The courts were rediscovered this weekend when Dylan and Samantha Bayshore began removing asphalt to build an outdoor patio for their new brewery (“Secret history uncovered at site of new brewery”).
Most people – including Alicia Clark, curator of the Sanford Museum – never knew shuffleboard courts existed on that site. Blake remembers the courts, and he said he would try to picture in his mind where the courts were located whenever he passed that location.

“I thought they were a little closer to the wall of the dry cleaners on Palmetto,” Blake said. “Honestly, I didn’t think the courts existed anymore. I figure they got tore up when they put in the tanks for the filling station.”
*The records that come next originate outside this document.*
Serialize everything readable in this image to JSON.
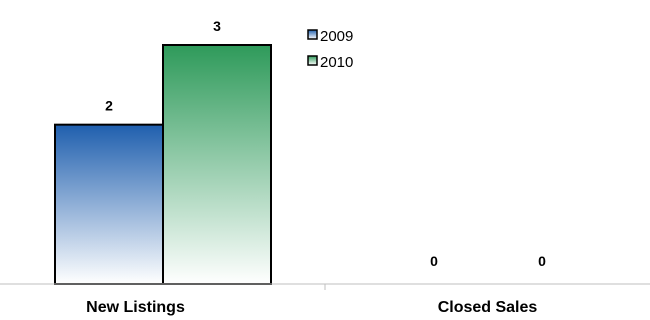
{
  "chart_data": {
    "type": "bar",
    "categories": [
      "New Listings",
      "Closed Sales"
    ],
    "series": [
      {
        "name": "2009",
        "values": [
          2,
          0
        ],
        "color_top": "#1f5fae",
        "color_bottom": "#ffffff"
      },
      {
        "name": "2010",
        "values": [
          3,
          0
        ],
        "color_top": "#2e9a5a",
        "color_bottom": "#ffffff"
      }
    ],
    "ylim": [
      0,
      3
    ],
    "grid": false,
    "legend_position": "top-center",
    "data_labels": true
  }
}
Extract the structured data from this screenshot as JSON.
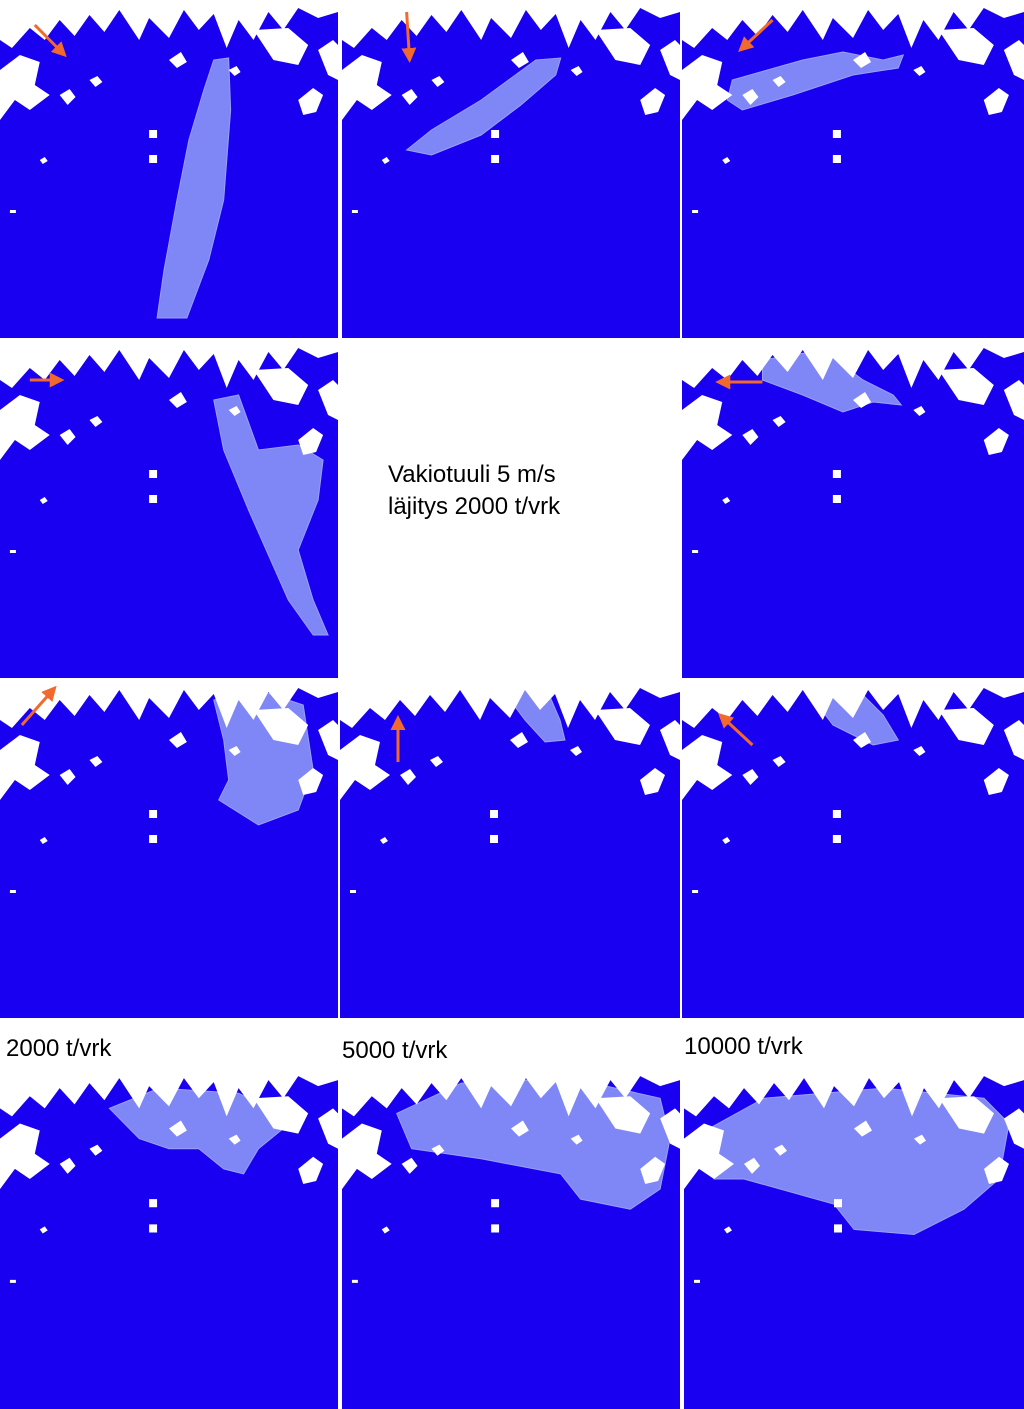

It was an older crowd that populated the courts when Blake played there. He lived with his aunt and uncle, Eloise and Neil Engle, the first four months of 1949 before returning to Geneva, N.Y. to graduate high school. The Engles lived in the 400 block of South Palmetto Avenue.
His uncle worked for the accounting firm Pentlan and Gray, which had offices on the top floor of the old Florida Atlantic Bank building (which is now the Wells Fargo Bank building). Blake and his uncle were joined by his uncle’s father-in-law Finch Huminston, who lived at 310 S. Palmetto Ave.
“It was a popular retiree sport,” said Blake. “That was the evening thing to do back then.”
There was no building or lights on the site, just a vacant lot with six or eight shuffleboard courts and a rack for the pushers.
“It was not a friendly game,” said Blake. “It was very competitive, they took their shuffleboard very seriously. I was 17, so I had girls on my mind. Unfortunately, there weren’t many teenage girls hanging around the shuffleboard courts.”
The Pig ‘n Whistle, located on the south east corner of Park Avenue and 25th St., was the place to go if you wanted to find high school girls, Blake said.
The Pig, as the kids called it back then, was torn down decades ago, but thanks to some back breaking labor by the Bashores, Sanford is rediscovering shuffleboard courts at Palmetto Avenue and 2nd Street.